If you haven’t already, you can read some of my other writing on women and Christianity by clicking this link.
*Slightly off topic, but I feel compelled to address the issue of men as protectors a little more. I have had men react very strongly to the ideas I’m explaining here. For some men, being a protector is part of their identity and seen as one of their primary purposes in life. When I have challenged the idea of husband as protector, they felt personally attacked and diminished. So let me be clear: I think that men who view themselves as protectors can be a wonderful, Godly thing. Especially men who feel called and compelled to stand up for those who are too weak to stand up for themselves. I in no way mean to say that this impulse and virtue in men is bad.
However, a willingness to protect is in no way primarily a male virtue. This is shown in scripture where God describes himself as a protective mother bear or mother eagle. As well as in our everyday lives where women are often fiercely protective of others. In fact, I have known several people who were raised with predatory men and always the mother was judged in the harshest terms for not protecting her children from the abuser. For all our talk about men as protectors, we have strong expectations that women be protectors as well.

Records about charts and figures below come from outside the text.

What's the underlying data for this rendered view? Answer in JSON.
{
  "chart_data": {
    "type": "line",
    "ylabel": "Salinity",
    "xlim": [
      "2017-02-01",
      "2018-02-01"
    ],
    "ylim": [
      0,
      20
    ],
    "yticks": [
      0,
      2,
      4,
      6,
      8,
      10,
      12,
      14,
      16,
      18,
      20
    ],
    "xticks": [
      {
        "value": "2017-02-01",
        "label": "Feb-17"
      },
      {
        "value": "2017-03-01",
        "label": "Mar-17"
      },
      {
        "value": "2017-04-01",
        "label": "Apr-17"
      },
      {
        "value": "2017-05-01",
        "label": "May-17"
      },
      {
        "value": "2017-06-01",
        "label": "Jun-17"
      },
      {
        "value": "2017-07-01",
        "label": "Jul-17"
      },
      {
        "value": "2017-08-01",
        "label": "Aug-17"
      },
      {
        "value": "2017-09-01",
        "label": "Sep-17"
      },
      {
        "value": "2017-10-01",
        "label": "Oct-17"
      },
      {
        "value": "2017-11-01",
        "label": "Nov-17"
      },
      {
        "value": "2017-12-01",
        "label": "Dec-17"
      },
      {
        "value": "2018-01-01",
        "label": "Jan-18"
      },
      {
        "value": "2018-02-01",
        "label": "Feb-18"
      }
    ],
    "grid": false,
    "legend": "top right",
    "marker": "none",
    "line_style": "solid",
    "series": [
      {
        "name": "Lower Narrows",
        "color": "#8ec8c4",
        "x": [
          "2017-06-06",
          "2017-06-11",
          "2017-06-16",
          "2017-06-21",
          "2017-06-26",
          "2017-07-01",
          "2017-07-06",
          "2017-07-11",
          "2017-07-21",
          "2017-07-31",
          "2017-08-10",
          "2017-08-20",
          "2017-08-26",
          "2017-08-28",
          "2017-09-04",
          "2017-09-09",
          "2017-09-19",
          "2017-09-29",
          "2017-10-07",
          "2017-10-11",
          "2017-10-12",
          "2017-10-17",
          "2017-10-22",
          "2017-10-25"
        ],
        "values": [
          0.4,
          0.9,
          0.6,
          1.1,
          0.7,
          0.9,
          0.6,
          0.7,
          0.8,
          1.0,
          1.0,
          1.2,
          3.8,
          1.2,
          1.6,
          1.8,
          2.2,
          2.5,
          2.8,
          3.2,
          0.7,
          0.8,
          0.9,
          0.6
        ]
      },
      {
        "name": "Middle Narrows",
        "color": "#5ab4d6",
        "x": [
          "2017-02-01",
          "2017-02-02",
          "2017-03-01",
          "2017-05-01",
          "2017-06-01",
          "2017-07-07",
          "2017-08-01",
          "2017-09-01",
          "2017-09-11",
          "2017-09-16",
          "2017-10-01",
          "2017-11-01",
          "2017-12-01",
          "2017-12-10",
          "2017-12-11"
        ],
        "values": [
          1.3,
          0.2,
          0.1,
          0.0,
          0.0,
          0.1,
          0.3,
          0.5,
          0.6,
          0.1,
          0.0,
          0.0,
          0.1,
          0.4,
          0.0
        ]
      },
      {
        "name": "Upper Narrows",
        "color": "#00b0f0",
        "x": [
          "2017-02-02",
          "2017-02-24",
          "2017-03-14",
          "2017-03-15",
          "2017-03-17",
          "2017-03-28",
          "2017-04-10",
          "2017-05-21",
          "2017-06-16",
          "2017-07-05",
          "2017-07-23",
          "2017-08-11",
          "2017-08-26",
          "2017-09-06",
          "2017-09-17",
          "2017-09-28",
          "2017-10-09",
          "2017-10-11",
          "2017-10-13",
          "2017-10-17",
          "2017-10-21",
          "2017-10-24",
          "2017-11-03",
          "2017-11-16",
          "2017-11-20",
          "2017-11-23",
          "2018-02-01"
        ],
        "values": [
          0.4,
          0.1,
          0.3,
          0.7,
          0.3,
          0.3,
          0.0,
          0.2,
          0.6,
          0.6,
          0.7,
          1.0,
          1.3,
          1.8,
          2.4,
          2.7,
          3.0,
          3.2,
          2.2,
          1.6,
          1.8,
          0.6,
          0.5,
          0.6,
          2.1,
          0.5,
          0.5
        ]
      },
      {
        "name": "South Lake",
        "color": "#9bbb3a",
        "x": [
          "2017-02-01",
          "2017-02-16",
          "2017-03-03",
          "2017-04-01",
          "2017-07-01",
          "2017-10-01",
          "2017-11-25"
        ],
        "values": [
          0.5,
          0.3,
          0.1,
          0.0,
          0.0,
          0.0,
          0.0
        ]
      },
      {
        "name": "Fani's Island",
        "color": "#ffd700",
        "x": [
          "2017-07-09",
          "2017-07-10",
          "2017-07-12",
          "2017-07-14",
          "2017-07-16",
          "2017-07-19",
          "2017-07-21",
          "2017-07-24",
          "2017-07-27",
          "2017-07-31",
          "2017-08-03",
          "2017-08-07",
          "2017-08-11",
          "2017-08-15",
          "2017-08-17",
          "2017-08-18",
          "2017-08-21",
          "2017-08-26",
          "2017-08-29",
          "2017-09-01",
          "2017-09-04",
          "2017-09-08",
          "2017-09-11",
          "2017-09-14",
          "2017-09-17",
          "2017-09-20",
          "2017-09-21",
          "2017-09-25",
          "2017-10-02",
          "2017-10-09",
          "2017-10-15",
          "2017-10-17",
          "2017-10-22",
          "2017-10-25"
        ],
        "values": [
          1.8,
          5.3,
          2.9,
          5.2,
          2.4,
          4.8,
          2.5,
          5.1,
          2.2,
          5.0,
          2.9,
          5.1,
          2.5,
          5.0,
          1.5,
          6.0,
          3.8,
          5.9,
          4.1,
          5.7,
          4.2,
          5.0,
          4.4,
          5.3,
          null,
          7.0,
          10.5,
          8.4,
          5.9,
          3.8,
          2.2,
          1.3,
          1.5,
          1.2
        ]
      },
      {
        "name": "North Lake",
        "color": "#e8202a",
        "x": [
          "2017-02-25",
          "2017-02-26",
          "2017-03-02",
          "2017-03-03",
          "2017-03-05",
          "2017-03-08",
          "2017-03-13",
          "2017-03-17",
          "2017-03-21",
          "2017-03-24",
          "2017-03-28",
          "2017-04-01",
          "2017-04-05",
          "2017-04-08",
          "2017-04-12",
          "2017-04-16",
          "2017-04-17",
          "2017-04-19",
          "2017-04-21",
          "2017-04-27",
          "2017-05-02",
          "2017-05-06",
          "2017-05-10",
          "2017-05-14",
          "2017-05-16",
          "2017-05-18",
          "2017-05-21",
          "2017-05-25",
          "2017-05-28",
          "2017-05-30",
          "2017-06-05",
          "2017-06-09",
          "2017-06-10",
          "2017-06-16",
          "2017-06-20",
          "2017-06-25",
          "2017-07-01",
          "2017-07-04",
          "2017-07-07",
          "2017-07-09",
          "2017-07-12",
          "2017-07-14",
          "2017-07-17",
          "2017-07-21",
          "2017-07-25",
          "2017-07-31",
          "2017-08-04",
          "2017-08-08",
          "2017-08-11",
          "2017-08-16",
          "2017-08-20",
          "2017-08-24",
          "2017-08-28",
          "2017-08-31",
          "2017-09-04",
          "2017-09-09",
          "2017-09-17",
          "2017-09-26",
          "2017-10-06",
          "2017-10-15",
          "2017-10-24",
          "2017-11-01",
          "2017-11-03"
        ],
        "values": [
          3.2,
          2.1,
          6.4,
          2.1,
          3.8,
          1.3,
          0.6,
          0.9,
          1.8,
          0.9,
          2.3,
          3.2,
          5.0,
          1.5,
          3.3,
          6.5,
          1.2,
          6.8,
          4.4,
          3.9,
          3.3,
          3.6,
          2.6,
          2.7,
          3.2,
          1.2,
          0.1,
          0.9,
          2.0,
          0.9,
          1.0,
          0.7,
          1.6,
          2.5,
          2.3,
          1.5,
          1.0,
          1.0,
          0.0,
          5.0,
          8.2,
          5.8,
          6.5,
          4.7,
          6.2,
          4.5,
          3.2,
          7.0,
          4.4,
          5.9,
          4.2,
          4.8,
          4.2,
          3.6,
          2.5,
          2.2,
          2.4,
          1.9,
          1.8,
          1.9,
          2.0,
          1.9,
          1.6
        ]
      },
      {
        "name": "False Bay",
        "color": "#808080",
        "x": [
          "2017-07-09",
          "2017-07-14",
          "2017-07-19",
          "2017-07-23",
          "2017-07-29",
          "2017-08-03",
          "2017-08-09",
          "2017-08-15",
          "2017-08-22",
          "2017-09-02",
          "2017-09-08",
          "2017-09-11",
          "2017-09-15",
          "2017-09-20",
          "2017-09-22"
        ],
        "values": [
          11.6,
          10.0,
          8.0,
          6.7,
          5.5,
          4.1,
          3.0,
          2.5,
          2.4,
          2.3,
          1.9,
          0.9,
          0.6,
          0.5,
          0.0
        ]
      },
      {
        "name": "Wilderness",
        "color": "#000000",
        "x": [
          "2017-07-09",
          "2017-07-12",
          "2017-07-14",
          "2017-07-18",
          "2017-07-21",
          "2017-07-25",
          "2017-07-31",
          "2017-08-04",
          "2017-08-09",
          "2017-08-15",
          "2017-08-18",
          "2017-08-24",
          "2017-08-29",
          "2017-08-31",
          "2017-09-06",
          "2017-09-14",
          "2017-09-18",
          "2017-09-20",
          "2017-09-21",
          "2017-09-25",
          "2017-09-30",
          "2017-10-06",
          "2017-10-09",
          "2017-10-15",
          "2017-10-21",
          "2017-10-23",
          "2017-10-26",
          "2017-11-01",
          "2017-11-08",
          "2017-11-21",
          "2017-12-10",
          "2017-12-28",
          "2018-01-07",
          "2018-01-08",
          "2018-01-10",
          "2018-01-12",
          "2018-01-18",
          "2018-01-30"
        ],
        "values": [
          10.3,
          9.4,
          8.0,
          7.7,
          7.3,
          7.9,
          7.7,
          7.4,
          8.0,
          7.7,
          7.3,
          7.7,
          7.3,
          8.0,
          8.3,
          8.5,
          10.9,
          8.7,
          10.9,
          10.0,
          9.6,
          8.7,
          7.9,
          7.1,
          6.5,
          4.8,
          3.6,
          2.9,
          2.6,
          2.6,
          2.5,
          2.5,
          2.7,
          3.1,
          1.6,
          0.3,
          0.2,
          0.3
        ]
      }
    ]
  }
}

The problem we often run into with men as protectors is two fold. First of all, protection often becomes a justification for restricting the freedom and autonomy of the people being protected. In contrast, the model seen in scripture is primarily protection by driving away threatening forces so that the protected can live freely and unencumbered. Secondly, male protection has a tendency to fixate on physical safety to the exclusion of the daily need to protect hearts, spirits and even emotions from being crushed. As we see in scripture, Jesus wasn’t really concerned with the physical safety of his followers – he promised them death. But he was careful to protect them from the enemy who could destroy their souls.